1) sex sells - so u've seen watch events where beautiful ladies r pitching a watch to u or just wearing it... the whole lifestyle of fast cars, fine women, great food is presented to u together with your luxury watch purchase decision... yes, when you buy the watch, all you're gonna get is the watch yuh. the cars, the fancy meals, and the nice women don't come in the watch box or as invites stuck in the bag it comes with. a warranty card does though :) [well not for all but for most anyway]

2) there will always be someone to service it... its an heirloom piece, if theres no one to service it then is it meant to be a paper weight in future? well some watch companies do go bust, do get bought over and may not wish or maintain the know-how to service select movements in future, so what then? well u can go and find watch repairers who can do the job yourself but its a pain in'nit?

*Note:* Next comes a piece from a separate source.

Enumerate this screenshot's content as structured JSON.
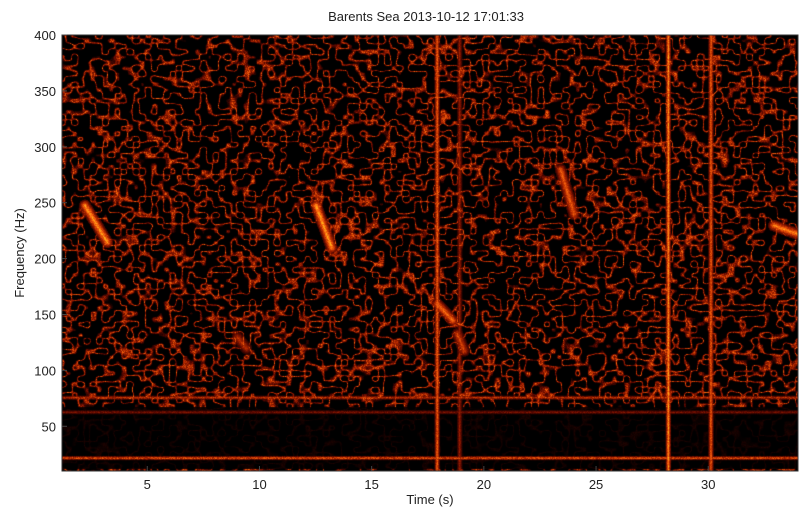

3) a lot of people say its great so it must be... of course seeing a watch for 30mins and owning it is completely different. so a watch or prototype that seems to work may not actually be so reliable especially if its something new and innovative and unproven... a couple of trips to the service centre later u may be kicking yourself for ever having paid what u did for it...

what should your expectations be then for a timepiece purchase? at the least i suppose u should expect that you are able to tell the time within a certain acceptable tolerance and that it should at least be reliable for 3-5 years before you have to send it in for servicing. n uhm that's it i suppose :)

enjoy your watches n life! l'chaim!

[note i have not experienced dissonance with any of the watches featured in the post as i've never owned them]



Perpetuelle said...

Well said!

raphael too said...

Thanks Kyle! :)

raphael too said...

thanks Kyle! :) [blogger seems to have some probs so for readers or folks trying to leave comments do drop by again and try later :)]

SC said...

Have to agree with Kyle. Really Really well said!

I really love your posts and opinions.